Animal SkinsIt doesn't take a genius tool-user to figure out that there's parts of the large animals, one's group has killed, that could be fashioned into more tools. It probably didn't take long until those skins, set aside from the animals, turned leathery, and our ancestors started wearing them to protect them from the rain... and found the practice broadly useful.
Hair/Fur is not a Pinnacle of EvolutionTo have fur is arguably a necessity for those creatures who cannot create clothes. Once humanity's ancestors stated fashioning artificial protection, we no longer needed fur. It wasn't a question of random happenstance.
Fur isn't a perfect solution. First, one can't take it off if it gets too hot - and heat exhaustion is a potential problem.

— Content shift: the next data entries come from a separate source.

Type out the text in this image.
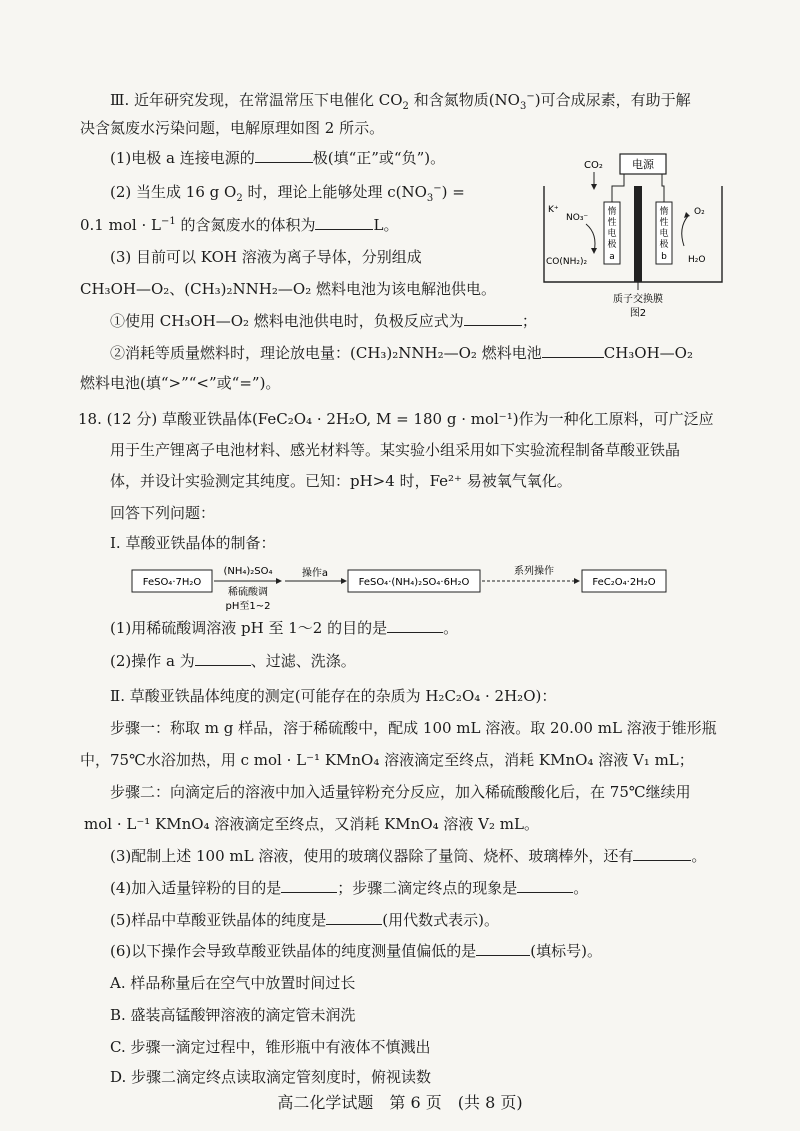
Ⅲ. 近年研究发现，在常温常压下电催化 $CO_2$ 和含氮物质$(NO_3^-)$可合成尿素，有助于解
决含氮废水污染问题，电解原理如图 2 所示。
(1)电极 a 连接电源的	极(填“正”或“负”)。
(2) 当生成 16 g $O_2$ 时，理论上能够处理 $c(NO_3^-)$ =
0.1 mol · $L^{-1}$ 的含氮废水的体积为	L。
(3) 目前可以 KOH 溶液为离子导体，分别组成
CH₃OH—O₂、(CH₃)₂NNH₂—O₂ 燃料电池为该电解池供电。
①使用 CH₃OH—O₂ 燃料电池供电时，负极反应式为	；
②消耗等质量燃料时，理论放电量：(CH₃)₂NNH₂—O₂ 燃料电池	CH₃OH—O₂
燃料电池(填“>”“<”或“=”)。
电源
CO₂
惰
性
电
极
a
惰
性
电
极
b
K⁺
NO₃⁻
CO(NH₂)₂
O₂
H₂O
质子交换膜
图2
18. (12 分) 草酸亚铁晶体(FeC₂O₄ · 2H₂O, M = 180 g · mol⁻¹)作为一种化工原料，可广泛应
用于生产锂离子电池材料、感光材料等。某实验小组采用如下实验流程制备草酸亚铁晶
体，并设计实验测定其纯度。已知：pH>4 时，Fe²⁺ 易被氧气氧化。
回答下列问题：
Ⅰ. 草酸亚铁晶体的制备：
FeSO₄·7H₂O
(NH₄)₂SO₄
稀硫酸调
pH至1~2
操作a
FeSO₄·(NH₄)₂SO₄·6H₂O
系列操作
FeC₂O₄·2H₂O
(1)用稀硫酸调溶液 pH 至 1～2 的目的是	。
(2)操作 a 为	、过滤、洗涤。
Ⅱ. 草酸亚铁晶体纯度的测定(可能存在的杂质为 H₂C₂O₄ · 2H₂O)：
步骤一：称取 m g 样品，溶于稀硫酸中，配成 100 mL 溶液。取 20.00 mL 溶液于锥形瓶
中，75℃水浴加热，用 c mol · L⁻¹ KMnO₄ 溶液滴定至终点，消耗 KMnO₄ 溶液 V₁ mL；
步骤二：向滴定后的溶液中加入适量锌粉充分反应，加入稀硫酸酸化后，在 75℃继续用
mol · L⁻¹ KMnO₄ 溶液滴定至终点，又消耗 KMnO₄ 溶液 V₂ mL。
(3)配制上述 100 mL 溶液，使用的玻璃仪器除了量筒、烧杯、玻璃棒外，还有	。
(4)加入适量锌粉的目的是	；步骤二滴定终点的现象是	。
(5)样品中草酸亚铁晶体的纯度是	(用代数式表示)。
(6)以下操作会导致草酸亚铁晶体的纯度测量值偏低的是	(填标号)。
A. 样品称量后在空气中放置时间过长
B. 盛装高锰酸钾溶液的滴定管未润洗
C. 步骤一滴定过程中，锥形瓶中有液体不慎溅出
D. 步骤二滴定终点读取滴定管刻度时，俯视读数
高二化学试题　第 6 页　(共 8 页)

Second, it's a massive hygiene problem.
Have you ever seen cats, mice, chipmunks, dogs, etc, licking/grooming themselves? No, it's not that they think their own fur is tasty. It's hygiene - a constant effort, where they must dedicate a considerable amount of time and energy into removing parasites and creatures from hiding in their fur, potentially giving them diseases - often fatal ones.

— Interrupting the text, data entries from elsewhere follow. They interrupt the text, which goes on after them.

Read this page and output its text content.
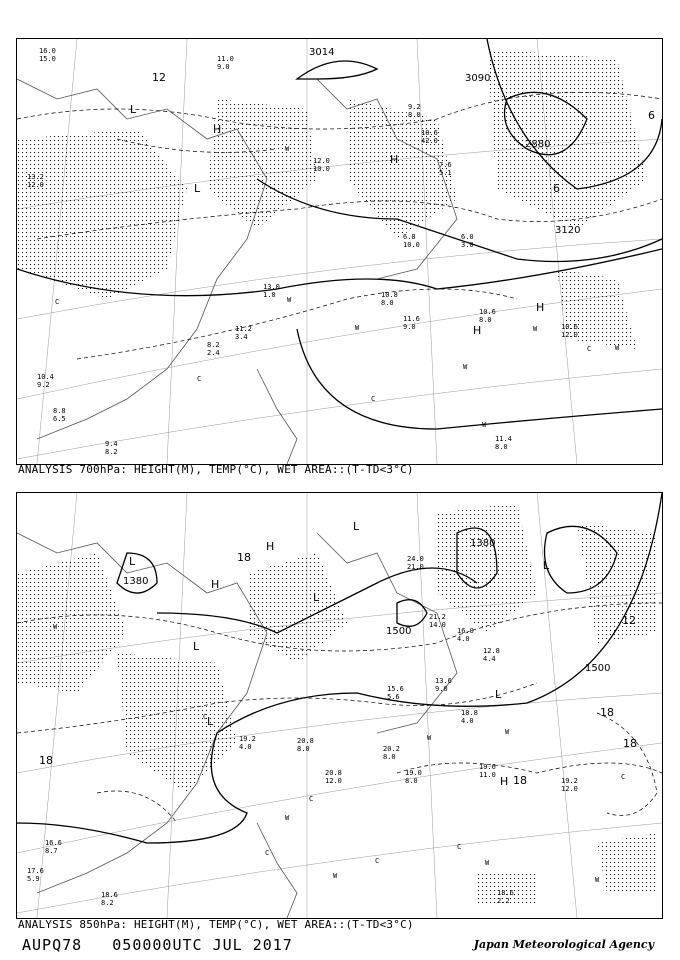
3120
3090
2880
3014
12
6
6
L
H
L
H
H
H
W
W
W
W
W
W
W
C
C
C
C
16.0
15.0
13.2
12.0
11.0
9.0
10.4
9.2
8.8
6.5
10.6
42.0
9.2
8.0
7.6
5.1
6.0
3.0
10.8
8.0
11.6
9.0
10.6
8.0
10.6
12.0
11.4
8.0
9.4
8.2
8.2
2.4
11.2
3.4
13.0
1.0
12.0
10.0
6.8
10.0
ANALYSIS 700hPa: HEIGHT(M), TEMP(°C), WET AREA::(T-TD<3°C)
1500
1500
1380
1380
18
18
18
18
12
18
L
H
H
L
L
L
L
L
H
L
W
W
W
W
W
W
W
C
C
C
C
C
C
20.2
8.0
19.0
8.0
19.6
11.0
19.2
12.0
18.8
4.0
15.6
5.6
13.6
9.0
21.2
14.0
18.6
2.2
18.6
8.2
20.8
12.0
19.2
4.0
20.8
8.0
16.6
8.7
17.6
5.9
24.0
21.0
16.0
4.0
12.8
4.4
ANALYSIS 850hPa: HEIGHT(M), TEMP(°C), WET AREA::(T-TD<3°C)
AUPQ78 050000UTC JUL 2017	Japan Meteorological Agency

Let's put it this way - which is easier to clean, a smooth kitchen counter, or a nice thick rug? Having clear, smooth skin is much easier to clean/maintain than when it's covered with fur - and when we changed our biological environment where not having a fur coat didn't mean potentially freezing to death anymore, having fur actually became a detriment... where those who had fur were more likely to die from disease than those who didn't. Natural selection takes over, and disables that gene (which does sometimes get switched on in some people).
Plus, no more tick-eating.
So, no, fur is not a pinnacle of evolution that all creatures should have.
Once again, Simmons is using an example of evolution, that would actually confirm evolution, as a problem for evolution.
Unsupported NarrativeAs I mentioned before, the above narrative is something I made up... probably. I may have pieced together disparate facts I know, and it may mostly turn out to be true.
Here's the thing - that's all I need to do to shoot down Simmons' arguments. His approach of "casting doubt" on evolution by asserting straw man characterizations of what it'd necessarily produce if it were true, is so tenuous, that all I have to do is point out a possible alternative that works within evolutionary theory... and his argument is shot to hell, because it relies on his assertions being the only possible outcome.
While my narrative is unsupported, Simmons's ignorance does not refute, or even cast doubt, on evolution.
Again, he doesn't know how to refute scientific theories.